Indonesia: Govt to merge antipoaching taskforce, combat unit

Tama Salim, The Jakarta Post 4 Jan 16;

The Maritime Affairs and Fisheries Ministry has started to wind down the operation of its illegal fishing prevention task force, incorporating it into a newer combat task force to ensure the continuity of government efforts against rampant poaching in Indonesian waters.

According to prevention task force head Mas Achmad Santosa, the unit’s previous functions will be merged with those of the Presidential Task Force on Combating Illegal Fishing, effectively nixing any concerns of an overlap in authority.

“The work of the prevention task force will be carried over to [the new task force], but since they are more focused on [law enforcement], we will help out with data collection and vessel monitoring,” Achmad said on Wednesday.

President Joko “Jokowi” Widodo formally established the combat task force by issuing Presidential Regulation (Perpres) No. 115/2015 on Oct. 19.

The presidential task force aims to optimize the use of existing personnel and operational facilities from various institutions — including the navy, the National Police, the Attorney General’s Office (AGO) and the Maritime Security Board (Bakamla) — to eradicate illegal fishing in the country.

Maritime Affairs and Fisheries Minister Susi Pudjiastuti leads the presidential task force in consultation with the Coordinating Maritime Affairs Ministry and the Coordinating Political, Legal and Security Affairs Ministry.

Since its inception early this year, Achmad’s prevention task force has played a large part in mapping out the challenges of illegal, unreported and unregulated (IUU) fishing.

One of its main functions was to conduct the ANEV, a compliance audit on 1,132 foreign-built fishing vessels, to coincide with a temporary ban on license issuance. As a result of the audit, the ministry has revoked 15 business permits and 276 operational permits and frozen 61 others.
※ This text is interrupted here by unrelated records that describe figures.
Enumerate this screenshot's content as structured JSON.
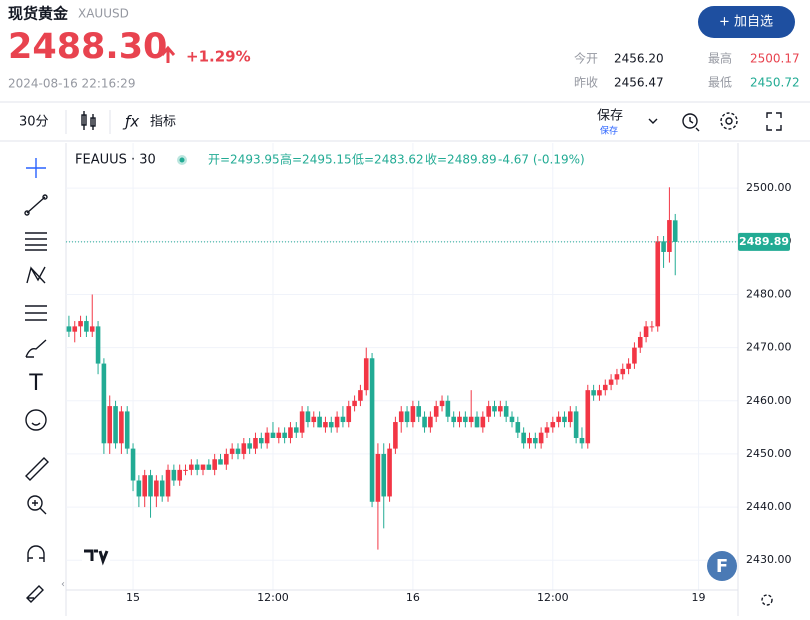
{
  "header": {
    "title": "现货黄金",
    "symbol": "XAUUSD",
    "price": "2488.30",
    "change": "+1.29%",
    "datetime": "2024-08-16 22:16:29",
    "button": "+ 加自选",
    "stats": [
      {
        "label": "今开",
        "value": "2456.20"
      },
      {
        "label": "最高",
        "value": "2500.17"
      },
      {
        "label": "昨收",
        "value": "2456.47"
      },
      {
        "label": "最低",
        "value": "2450.72"
      }
    ]
  },
  "toolbar": {
    "interval": "30分",
    "indicators": "指标",
    "save": "保存",
    "save_sub": "保存"
  },
  "legend": {
    "symbol": "FEAUUS · 30",
    "items": [
      "开=2493.95",
      "高=2495.15",
      "低=2483.62",
      "收=2489.89",
      "-4.67 (-0.19%)"
    ]
  },
  "chart_data": {
    "type": "candlestick",
    "up_color": "#f23645",
    "down_color": "#22ab94",
    "grid": true,
    "categories": [
      null,
      null,
      null,
      null,
      null,
      null,
      null,
      null,
      null,
      null,
      null,
      "15",
      null,
      null,
      null,
      null,
      null,
      null,
      null,
      null,
      null,
      null,
      null,
      null,
      null,
      null,
      null,
      null,
      null,
      null,
      null,
      null,
      null,
      null,
      null,
      "12:00",
      null,
      null,
      null,
      null,
      null,
      null,
      null,
      null,
      null,
      null,
      null,
      null,
      null,
      null,
      null,
      null,
      null,
      null,
      null,
      null,
      null,
      null,
      null,
      "16",
      null,
      null,
      null,
      null,
      null,
      null,
      null,
      null,
      null,
      null,
      null,
      null,
      null,
      null,
      null,
      null,
      null,
      null,
      null,
      null,
      null,
      null,
      null,
      "12:00",
      null,
      null,
      null,
      null,
      null,
      null,
      null,
      null,
      null,
      null,
      null,
      null,
      null,
      null,
      null,
      null,
      null,
      null,
      null,
      null,
      null,
      null,
      null,
      null,
      "19"
    ],
    "open": [
      2474,
      2473,
      2474,
      2475,
      2473,
      2474,
      2467,
      2452,
      2459,
      2452,
      2458,
      2451,
      2445,
      2442,
      2446,
      2442,
      2445,
      2442,
      2447,
      2445,
      2447,
      2447,
      2448,
      2447,
      2448,
      2447,
      2449,
      2448,
      2450,
      2451,
      2450,
      2452,
      2451,
      2453,
      2452,
      2454,
      2453,
      2454,
      2453,
      2455,
      2454,
      2458,
      2456,
      2457,
      2455,
      2456,
      2455,
      2457,
      2456,
      2459,
      2460,
      2462,
      2468,
      2441,
      2450,
      2442,
      2451,
      2456,
      2458,
      2456,
      2459,
      2457,
      2455,
      2457,
      2459,
      2460,
      2457,
      2456,
      2457,
      2456,
      2457,
      2455,
      2457,
      2459,
      2458,
      2459,
      2457,
      2456,
      2454,
      2452,
      2453,
      2452,
      2454,
      2455,
      2456,
      2457,
      2456,
      2458,
      2453,
      2452,
      2462,
      2461,
      2462,
      2463,
      2464,
      2465,
      2466,
      2467,
      2470,
      2472,
      2474,
      2474,
      2490,
      2488,
      2493.95,
      null,
      null,
      null,
      null
    ],
    "high": [
      2476,
      2475,
      2476,
      2476,
      2480,
      2475,
      2468,
      2461,
      2460,
      2459,
      2459,
      2452,
      2446,
      2447,
      2447,
      2446,
      2446,
      2448,
      2448,
      2448,
      2448,
      2449,
      2449,
      2448,
      2449,
      2450,
      2450,
      2451,
      2452,
      2452,
      2453,
      2453,
      2454,
      2454,
      2455,
      2456,
      2455,
      2455,
      2456,
      2456,
      2459,
      2459,
      2458,
      2458,
      2457,
      2457,
      2458,
      2459,
      2460,
      2461,
      2463,
      2470,
      2469,
      2452,
      2452,
      2452,
      2457,
      2459,
      2459,
      2460,
      2460,
      2458,
      2458,
      2460,
      2461,
      2461,
      2458,
      2458,
      2458,
      2462,
      2458,
      2458,
      2460,
      2460,
      2460,
      2460,
      2458,
      2457,
      2455,
      2454,
      2454,
      2455,
      2456,
      2457,
      2458,
      2458,
      2459,
      2459,
      2455,
      2463,
      2463,
      2463,
      2464,
      2465,
      2466,
      2467,
      2468,
      2471,
      2473,
      2475,
      2475,
      2491,
      2491,
      2500.17,
      2495.15,
      null,
      null,
      null,
      null
    ],
    "low": [
      2472,
      2471,
      2472,
      2472,
      2472,
      2465,
      2450,
      2450,
      2451,
      2450,
      2450,
      2443,
      2440,
      2440,
      2438,
      2440,
      2441,
      2441,
      2444,
      2444,
      2446,
      2446,
      2446,
      2446,
      2447,
      2446,
      2448,
      2447,
      2449,
      2449,
      2449,
      2450,
      2450,
      2451,
      2451,
      2453,
      2452,
      2452,
      2452,
      2453,
      2453,
      2455,
      2455,
      2455,
      2454,
      2454,
      2454,
      2455,
      2455,
      2458,
      2459,
      2461,
      2440,
      2432,
      2436,
      2441,
      2450,
      2454,
      2455,
      2455,
      2456,
      2454,
      2454,
      2456,
      2458,
      2456,
      2455,
      2455,
      2455,
      2455,
      2455,
      2454,
      2456,
      2457,
      2457,
      2456,
      2455,
      2453,
      2451,
      2451,
      2451,
      2451,
      2453,
      2454,
      2455,
      2455,
      2455,
      2452,
      2451,
      2451,
      2460,
      2460,
      2461,
      2462,
      2463,
      2464,
      2465,
      2466,
      2469,
      2471,
      2473,
      2473,
      2485,
      2486,
      2483.62,
      null,
      null,
      null,
      null
    ],
    "close": [
      2473,
      2474,
      2475,
      2473,
      2474,
      2467,
      2452,
      2459,
      2452,
      2458,
      2451,
      2445,
      2442,
      2446,
      2442,
      2445,
      2442,
      2447,
      2445,
      2447,
      2447,
      2448,
      2447,
      2448,
      2447,
      2449,
      2448,
      2450,
      2451,
      2450,
      2452,
      2451,
      2453,
      2452,
      2454,
      2453,
      2454,
      2453,
      2455,
      2454,
      2458,
      2456,
      2457,
      2455,
      2456,
      2455,
      2457,
      2456,
      2459,
      2460,
      2462,
      2468,
      2441,
      2450,
      2442,
      2451,
      2456,
      2458,
      2456,
      2459,
      2457,
      2455,
      2457,
      2459,
      2460,
      2457,
      2456,
      2457,
      2456,
      2457,
      2455,
      2457,
      2459,
      2458,
      2459,
      2457,
      2456,
      2454,
      2452,
      2453,
      2452,
      2454,
      2455,
      2456,
      2457,
      2456,
      2458,
      2453,
      2452,
      2462,
      2461,
      2462,
      2463,
      2464,
      2465,
      2466,
      2467,
      2470,
      2472,
      2474,
      2474,
      2490,
      2488,
      2494,
      2489.89,
      null,
      null,
      null,
      null
    ],
    "last_price": 2489.89,
    "ylim": [
      2424.4,
      2508.5
    ],
    "yticks": [
      {
        "value": 2430,
        "label": "2430.00"
      },
      {
        "value": 2440,
        "label": "2440.00"
      },
      {
        "value": 2450,
        "label": "2450.00"
      },
      {
        "value": 2460,
        "label": "2460.00"
      },
      {
        "value": 2470,
        "label": "2470.00"
      },
      {
        "value": 2480,
        "label": "2480.00"
      },
      {
        "value": 2490,
        "label": "2490.00"
      },
      {
        "value": 2500,
        "label": "2500.00"
      }
    ]
  }
}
The latest monitoring data show that 409 vessels that were subject to the audit have now left the country.

“Going forward [with the new task force], it is important that security at the level of the port authorities is strengthened. We’re aware that the ships that fled may still be used for illicit operations abroad,” Achmad explained.

The former anticorruption activist said his task force had initiated a blacklist for serious offenders, which will be shared with Interpol, among other entities.

With information gleaned from the audit, Achmad said the task force had proceeded to identify loopholes in existing regulations and provide constructive policy recommendations and a roadmap for good governance in the sector.

The audit also helped the task force uncover eight forms of fisheries-related crimes, including tax evasion, money laundering, forced labor, human trafficking and contraband smuggling.

The task force was additionally tasked with vessel movement and tracking-system assessment, as well as monitoring the progress of ongoing cases and trials across the country.

Navy deputy chief of staff Rear Admiral Widodo, who oversees the presidential task force’s day-to-day operations, said on Monday that the team would continue to investigate possible signs of foul play by fisheries businesses.

“We’ve found issues with unaccountable business permits, unreported catches [...] and export activities that fall short of the requirements,” Widodo said in Jakarta.

The flag officer said that the ministry would focus on guarding the Arafura Sea, North Halmahera and Natuna, three areas among the most vulnerable to poaching.

“In 2016, the first thing we will do is focus on the Arafura Sea, the Halmahera region bordering the Pacific Ocean and Natuna waters. These places are the focus of our operations and are well-known for poaching,” Widodo said.